IDE - Kinda Annoying
So, to set things up with an IDE, the trick is to use the Python interpreter that ships with the normal QGIS application. So the first step is to download and install QGIS using the standard instructions. Next, you need to get the path for the QGIS install directory; there’s many ways to do it, but the way to check the source of truth is to ask QGIS itself. Open QGIS, start a Python console (under the plugin directory for me) and run
QgsApplication.prefixPath()
this will give you the base path for the QGIS (also, note that prefix thing, it’ll come back later). On macOS, this command returned /Applications/QGIS.app/Contents/MacOS
. Navigate to that directory, and start hunting for the Python interpreter, I found mine at /Applications/QGIS.app/Contents/MacOS/bin/python3
. You can add this interpreter into PyCharm, and then the IDE can start indexing everything as normal. But, the script still won’t run as expected, since the PyQGIS object doesn’t know where all its libraries are; this is where that prefix comes in. In the minimal script, there is a line where the prefix path gets set:
qgis_app.setPrefixPath(None, True)
The first None
argument is the path, and in this case it needs to be that path returned in the QGIS Python console. This makes the new minimal script
from typing import Optional
from qgis.core import QgsApplication
# Export path to QGIS sqlite library if needed
# export DYLD_INSERT_LIBRARIES="/Applications/QGIS.app/Contents/MacOS/lib/libsqlite3.dylib"

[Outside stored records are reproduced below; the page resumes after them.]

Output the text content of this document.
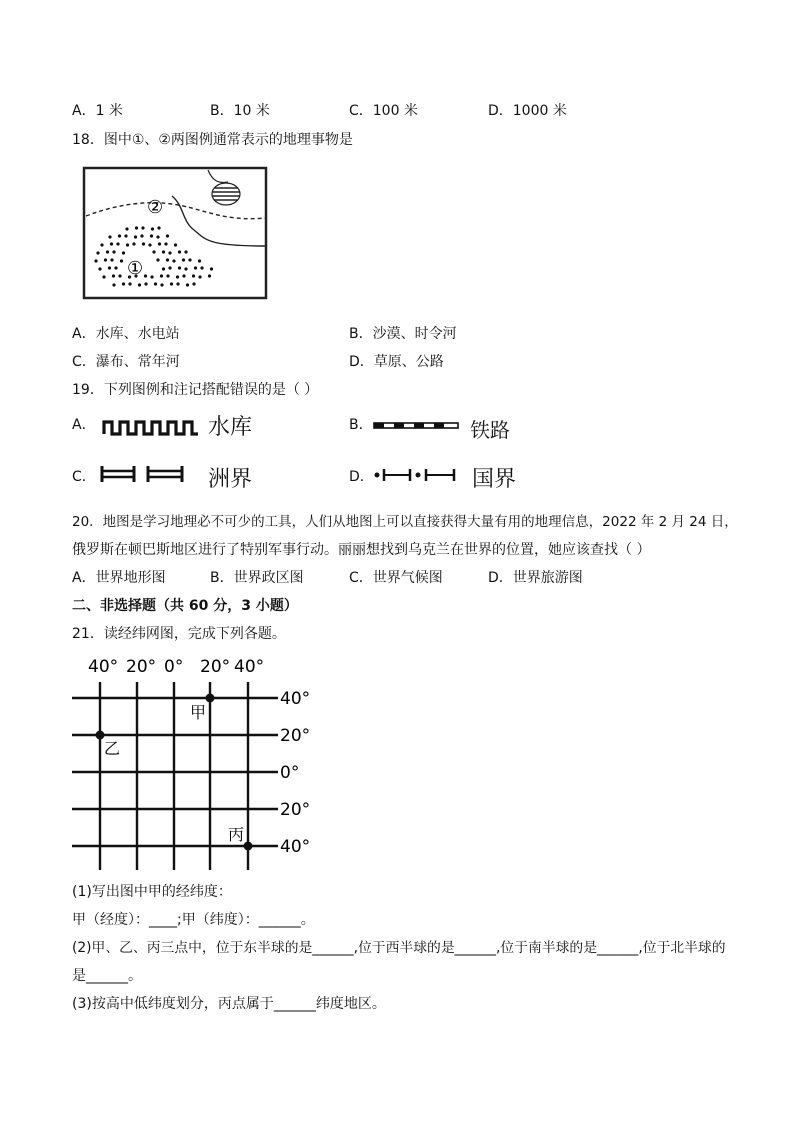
A．1 米	B．10 米	C．100 米	D．1000 米
18．图中①、②两图例通常表示的地理事物是
②
①
A．水库、水电站	B．沙漠、时令河
C．瀑布、常年河	D．草原、公路
19．下列图例和注记搭配错误的是（ ）
A．	水库	B．	铁路
C．	洲界	D．	国界
20．地图是学习地理必不可少的工具，人们从地图上可以直接获得大量有用的地理信息，2022 年 2 月 24 日，
俄罗斯在顿巴斯地区进行了特别军事行动。丽丽想找到乌克兰在世界的位置，她应该查找（ ）
A．世界地形图	B．世界政区图	C．世界气候图	D．世界旅游图
二、非选择题（共 60 分，3 小题）
21．读经纬网图，完成下列各题。
40° 20° 0° 20° 40°
40°
20°
0°
20°
40°
甲
乙
丙
(1)写出图中甲的经纬度：
甲（经度）：____;甲（纬度）：______。
(2)甲、乙、丙三点中，位于东半球的是______,位于西半球的是______,位于南半球的是______,位于北半球的
是______。
(3)按高中低纬度划分，丙点属于______纬度地区。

qgis_install_path: str = "/Applications/QGIS.app/Contents/MacOS"
# Set up application
qgis_app: QgsApplication = QgsApplication([], False)

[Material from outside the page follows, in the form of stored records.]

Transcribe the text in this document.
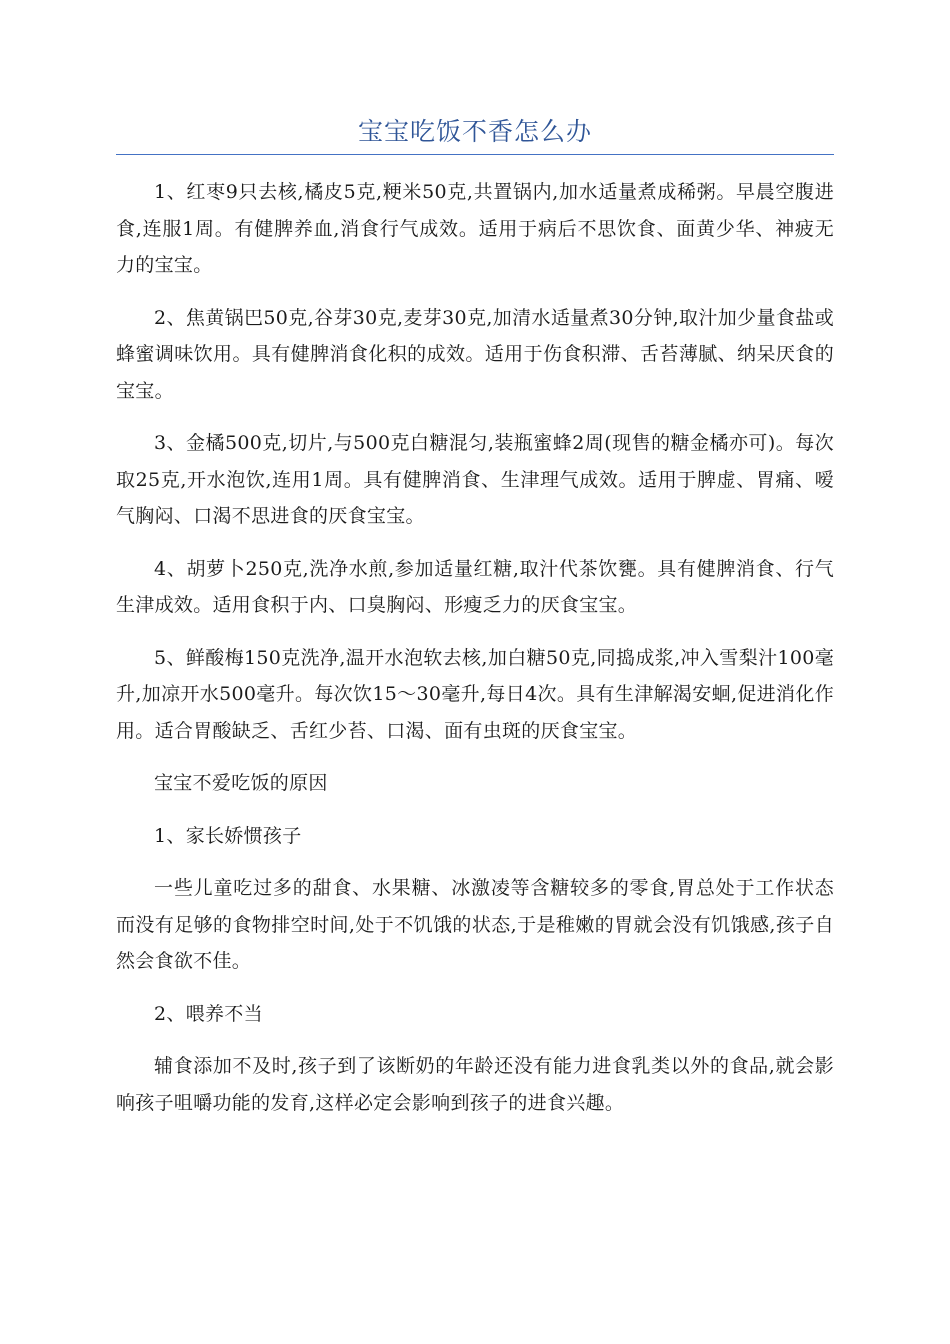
宝宝吃饭不香怎么办

1、红枣9只去核,橘皮5克,粳米50克,共置锅内,加水适量煮成稀粥。早晨空腹进食,连服1周。有健脾养血,消食行气成效。适用于病后不思饮食、面黄少华、神疲无力的宝宝。

2、焦黄锅巴50克,谷芽30克,麦芽30克,加清水适量煮30分钟,取汁加少量食盐或蜂蜜调味饮用。具有健脾消食化积的成效。适用于伤食积滞、舌苔薄腻、纳呆厌食的宝宝。

3、金橘500克,切片,与500克白糖混匀,装瓶蜜蜂2周(现售的糖金橘亦可)。每次取25克,开水泡饮,连用1周。具有健脾消食、生津理气成效。适用于脾虚、胃痛、嗳气胸闷、口渴不思进食的厌食宝宝。

4、胡萝卜250克,洗净水煎,参加适量红糖,取汁代茶饮甕。具有健脾消食、行气生津成效。适用食积于内、口臭胸闷、形瘦乏力的厌食宝宝。

5、鲜酸梅150克洗净,温开水泡软去核,加白糖50克,同捣成浆,冲入雪梨汁100毫升,加凉开水500毫升。每次饮15～30毫升,每日4次。具有生津解渴安蛔,促进消化作用。适合胃酸缺乏、舌红少苔、口渴、面有虫斑的厌食宝宝。

宝宝不爱吃饭的原因

1、家长娇惯孩子

一些儿童吃过多的甜食、水果糖、冰激凌等含糖较多的零食,胃总处于工作状态而没有足够的食物排空时间,处于不饥饿的状态,于是稚嫩的胃就会没有饥饿感,孩子自然会食欲不佳。

2、喂养不当

辅食添加不及时,孩子到了该断奶的年龄还没有能力进食乳类以外的食品,就会影响孩子咀嚼功能的发育,这样必定会影响到孩子的进食兴趣。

qgis_app.setPrefixPath(qgis_install_path, True)
qgis_app.initQgis()
qgis_app.exitQgis()
# I get a segfault if I don't do this in the minimal script *shrug*
qgis_app = None
print("finished")
Another note, there’s a line in there about exporting an environment variable. On my system, the sqlite library wasn’t compatible, and I got segfaults with rather cryptic error messages. That environment variable forces the session to call the QGIS library.
And poof, at the end of all this, you should have a working IDE setup. This was the actual hard part, where I wasn’t sure everything would work. The next part is poking QGIS until it does what we want.
Working with PyQGIS
The PyQGIS docs are, we’ll say solidly ok. But, I’d suggest doing as many type hints as possible so the IDE will fill in suggestions and save you time in the docs. And you’ll have to set most of the type hints manually, the way the files are set up doesn’t always make the return types obvious to humans or the IDE.

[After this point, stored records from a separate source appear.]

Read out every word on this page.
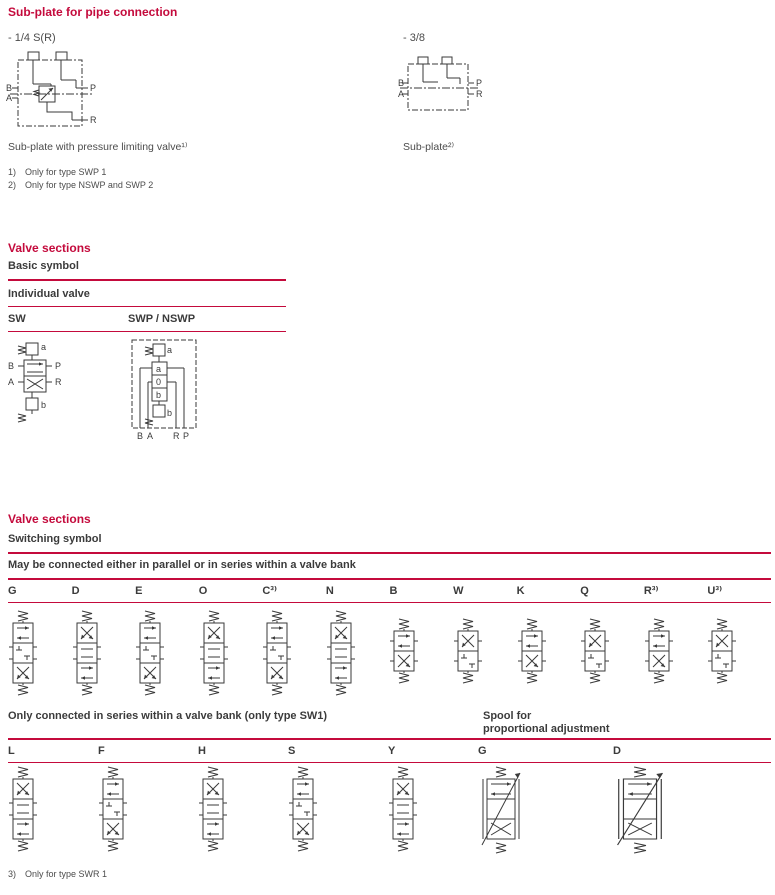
Sub-plate for pipe connection
- 1/4 S(R)	- 3/8
B
A
P
R
B
A
P
R
Sub-plate with pressure limiting valve¹⁾	Sub-plate²⁾
1) Only for type SWP 1
2) Only for type NSWP and SWP 2
Valve sections
Basic symbol
Individual valve
SW	SWP / NSWP
a
B	P
A	R
b
a
a
0
b
b
B A R P
Valve sections
Switching symbol
May be connected either in parallel or in series within a valve bank
G	D	E	O	C³⁾	N	B	W	K	Q	R³⁾	U³⁾
Only connected in series within a valve bank (only type SW1)	Spool for
proportional adjustment
L	F	H	S	Y	G	D
3) Only for type SWR 1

Also, because of the C code, there’s going to be segfaults. On average, its because something wasn’t set up or cleaned up properly. A few segaults I ran into:
- missing the sqlite driver path
- qgis object not fully shutdown
- Invalid layer
- missing files
Scripting steps
After that, its a matter of figuring out exactly how to script what the goal is. It helps to set up a base project in the normal QGIS application to start with, it saves time fiddling with things in the script. The full script for generating maps is on github, so I won’t go over it here, but the general steps are:
- Open base project
- Add new layers (setting styles, setting CRS, etc)
- Set map extents to layers
- Open/create a layout and sort out titles, legends, etc
- this is the most fiddly bit, just keep iterating until it works
- Export the finished layout to an image
And that’s scripting with PyQGIS, well the basics of it. PyQGIS can actually be embedded in a standalone GUI application, among other things, but thats far more complicated than what I was going for here. At the end of all this, we have a script that will load the files output from the model code (raster, wld file for raster, and track csv) onto a decently formatted map.